As you walk into The Knickerbocker, named after New Holland’s gin and the moniker given to Dutch settlers in New York who rolled their knickers just below the knee, you can’t help but marvel a bit at the space. With two-story high tin ceilings, handmade wooden benches in the waiting area, barrel stave wainscoting and giant artistic wonders hanging over your head, doubling as lighting fixtures. The man at the center of many of those designs? You guessed it: Coop.
“As we are working on a new project, we’ll get together with the architect and talk about what’s needed,” said Coop. “I’ll walk away with a list to creating shelving, sometimes a bar. We’re even looking at making our own tables for our current project.”
To date, the little BarrelWorks Project has outfitted not only the multistory brewpub, cocktail lounge and beer garden in Grand Rapids, but given the Holland pub a visual refresh using some of the same barrel stave wainscoting and wooden features. Additionally, newer projects like their tasting room in the quaint lakeside town of Saugatuck was equally draped in pieces crafted in Coop’s workshop.
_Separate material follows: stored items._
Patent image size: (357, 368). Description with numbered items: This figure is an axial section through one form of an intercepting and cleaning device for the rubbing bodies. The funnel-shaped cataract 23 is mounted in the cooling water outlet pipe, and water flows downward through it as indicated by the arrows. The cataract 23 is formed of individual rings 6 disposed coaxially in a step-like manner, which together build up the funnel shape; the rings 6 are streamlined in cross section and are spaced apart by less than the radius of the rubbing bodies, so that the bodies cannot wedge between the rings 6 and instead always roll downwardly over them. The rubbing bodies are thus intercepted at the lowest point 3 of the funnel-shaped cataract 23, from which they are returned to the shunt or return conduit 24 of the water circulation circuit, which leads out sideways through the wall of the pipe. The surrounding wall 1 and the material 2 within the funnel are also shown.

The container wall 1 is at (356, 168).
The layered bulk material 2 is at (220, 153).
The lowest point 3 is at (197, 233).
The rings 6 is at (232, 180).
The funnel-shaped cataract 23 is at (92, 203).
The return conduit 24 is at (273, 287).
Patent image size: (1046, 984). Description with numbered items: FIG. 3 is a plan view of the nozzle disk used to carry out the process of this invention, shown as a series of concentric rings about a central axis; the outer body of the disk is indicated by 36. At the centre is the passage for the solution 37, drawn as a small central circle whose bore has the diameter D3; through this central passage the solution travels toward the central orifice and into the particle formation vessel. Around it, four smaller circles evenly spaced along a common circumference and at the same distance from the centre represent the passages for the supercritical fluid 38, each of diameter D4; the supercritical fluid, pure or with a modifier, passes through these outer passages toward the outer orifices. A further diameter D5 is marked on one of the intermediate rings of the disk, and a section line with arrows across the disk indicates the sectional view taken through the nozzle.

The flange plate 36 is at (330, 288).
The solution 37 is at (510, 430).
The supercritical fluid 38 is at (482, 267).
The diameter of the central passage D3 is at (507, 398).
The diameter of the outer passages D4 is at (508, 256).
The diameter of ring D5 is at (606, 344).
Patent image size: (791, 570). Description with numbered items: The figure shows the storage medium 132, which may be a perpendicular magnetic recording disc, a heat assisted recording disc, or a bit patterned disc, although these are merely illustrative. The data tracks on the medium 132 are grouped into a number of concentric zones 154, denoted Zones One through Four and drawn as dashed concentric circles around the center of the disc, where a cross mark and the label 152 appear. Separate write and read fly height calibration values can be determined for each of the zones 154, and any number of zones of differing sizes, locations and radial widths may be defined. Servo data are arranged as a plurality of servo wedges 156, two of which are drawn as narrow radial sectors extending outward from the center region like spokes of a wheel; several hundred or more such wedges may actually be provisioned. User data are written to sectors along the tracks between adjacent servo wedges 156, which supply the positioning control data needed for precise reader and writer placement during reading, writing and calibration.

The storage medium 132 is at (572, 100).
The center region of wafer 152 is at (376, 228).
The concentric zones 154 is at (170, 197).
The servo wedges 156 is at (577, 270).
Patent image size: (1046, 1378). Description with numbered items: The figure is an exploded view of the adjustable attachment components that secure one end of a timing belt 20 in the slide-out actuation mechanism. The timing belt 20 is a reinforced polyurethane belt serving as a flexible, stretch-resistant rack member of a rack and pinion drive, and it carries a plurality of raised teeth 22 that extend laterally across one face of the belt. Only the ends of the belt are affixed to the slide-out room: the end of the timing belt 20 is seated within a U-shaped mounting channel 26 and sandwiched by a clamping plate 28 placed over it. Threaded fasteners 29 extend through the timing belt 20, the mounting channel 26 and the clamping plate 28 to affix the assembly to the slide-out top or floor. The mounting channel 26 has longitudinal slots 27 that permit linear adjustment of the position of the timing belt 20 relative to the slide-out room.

“Staves aren’t perfect and precise in their shape and size. They have this unique writing, stamps and branding on them,” said Coop. “It’s not like starting a project with cut lumber; you have to figure out the design as you go. That’s what makes it so fun and also so interesting to interact with.”
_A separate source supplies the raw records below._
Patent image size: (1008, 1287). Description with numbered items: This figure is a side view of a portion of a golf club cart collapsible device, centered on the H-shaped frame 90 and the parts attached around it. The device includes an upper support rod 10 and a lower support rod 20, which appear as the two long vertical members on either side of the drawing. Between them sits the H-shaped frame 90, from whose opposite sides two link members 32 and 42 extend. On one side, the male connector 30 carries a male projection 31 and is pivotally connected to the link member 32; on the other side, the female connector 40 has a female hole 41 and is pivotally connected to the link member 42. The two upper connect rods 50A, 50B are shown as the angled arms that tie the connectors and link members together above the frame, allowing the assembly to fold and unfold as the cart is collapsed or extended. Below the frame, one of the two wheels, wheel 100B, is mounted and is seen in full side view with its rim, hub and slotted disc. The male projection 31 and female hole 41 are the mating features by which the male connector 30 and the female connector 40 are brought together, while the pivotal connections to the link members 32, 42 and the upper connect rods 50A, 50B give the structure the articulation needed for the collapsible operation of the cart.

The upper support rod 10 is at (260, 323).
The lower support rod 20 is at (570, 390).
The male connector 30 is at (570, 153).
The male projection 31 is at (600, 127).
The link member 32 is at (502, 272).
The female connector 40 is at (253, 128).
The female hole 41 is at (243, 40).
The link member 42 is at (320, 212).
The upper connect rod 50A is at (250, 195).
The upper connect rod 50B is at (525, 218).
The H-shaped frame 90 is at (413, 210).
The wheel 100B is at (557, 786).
New Holland recently took over an old space in downtown Battle Creek, Michigan, looking to turn it into its next microbrewery and distillery. As demolition ensues, Coop is getting his hands on 100-year-old flooring from what was once a J.C. Penney department store and is dreaming up what he’ll make from it. Waste isn’t a part of New Holland’s vocabulary, so Coop carefully considers what he’ll do with each plank, just as he does with each stave, barrelhead and length of banding.
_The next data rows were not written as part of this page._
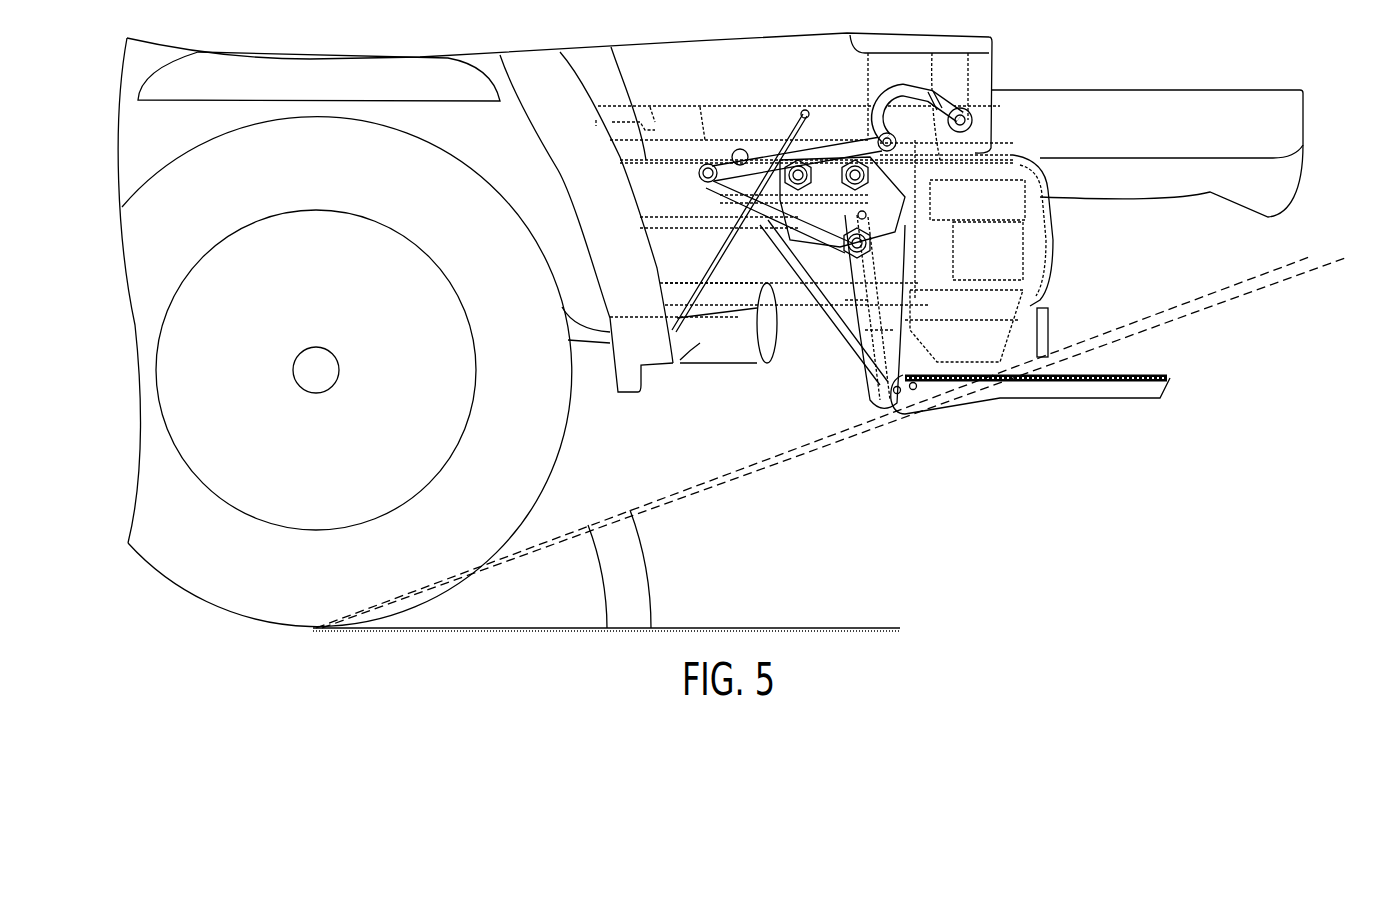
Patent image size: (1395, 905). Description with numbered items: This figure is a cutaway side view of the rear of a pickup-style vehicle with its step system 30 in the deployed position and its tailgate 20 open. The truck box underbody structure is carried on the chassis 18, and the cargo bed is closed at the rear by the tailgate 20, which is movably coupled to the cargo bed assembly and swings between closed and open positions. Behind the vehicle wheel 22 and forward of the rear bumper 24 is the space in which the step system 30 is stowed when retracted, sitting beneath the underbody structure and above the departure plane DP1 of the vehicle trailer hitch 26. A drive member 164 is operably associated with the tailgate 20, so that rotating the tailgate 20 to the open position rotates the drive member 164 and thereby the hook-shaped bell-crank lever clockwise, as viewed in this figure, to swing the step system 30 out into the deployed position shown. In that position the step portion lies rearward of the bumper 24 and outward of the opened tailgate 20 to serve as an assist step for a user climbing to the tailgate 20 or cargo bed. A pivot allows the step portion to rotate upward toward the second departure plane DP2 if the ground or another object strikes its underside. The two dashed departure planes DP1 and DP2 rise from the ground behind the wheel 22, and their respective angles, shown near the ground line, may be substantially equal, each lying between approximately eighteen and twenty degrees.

The chassis 18 is at (611, 47).
The tailgate 20 is at (1172, 105).
The vehicle wheel 22 is at (518, 490).
The rear bumper 24 is at (1048, 233).
The vehicle trailer hitch 26 is at (1048, 328).
The step system 30 is at (856, 418).
The drive member 164 is at (963, 113).
The departure plane DP1 is at (1215, 290).
The departure plane DP2 is at (1257, 285).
“Even the wood chips that are left over are used,” said Coop. “Employees take them home for their fireplaces and outdoor fire pits. It’s about as close to zero waste as you can get.”
Even with an eye on zero waste, it begs the question, why put money, resources and salaries into what others might deem a pet project, particularly with that strong Dutch frugality?
“Not to sound like the ‘company man,’ but our mission at New Holland is to enhance our customer’s quality of life by providing remarkable experiences,” said Kamphuis. “And that’s what we do with these barrels. Coop and the team are improving a person’s experience by giving them these beautiful and artful spaces to enjoy a beverage and time with the people in their lives. That’s why we do anything we do.”
Eight years into the BarrelWorks Project, Coop returns to his slightly larger workshop these days, now with a new partner, Ed Greiner, who works steadily nearby. Coop leans over his worktable, under the unique lighting fixture he’s created for himself. The ideas pop up overhead like the dangling bulbs lighting his work station. He’s drawing and dreaming up what’s next. Somewhere in the sketches is a new project inspired by the disassembled barrels now neatly and reverently stored in racks. It will pay tribute to the contribution of each cask that passed through the distillery and brewery and ultimately become something altogether new, something that honors the art of the craft.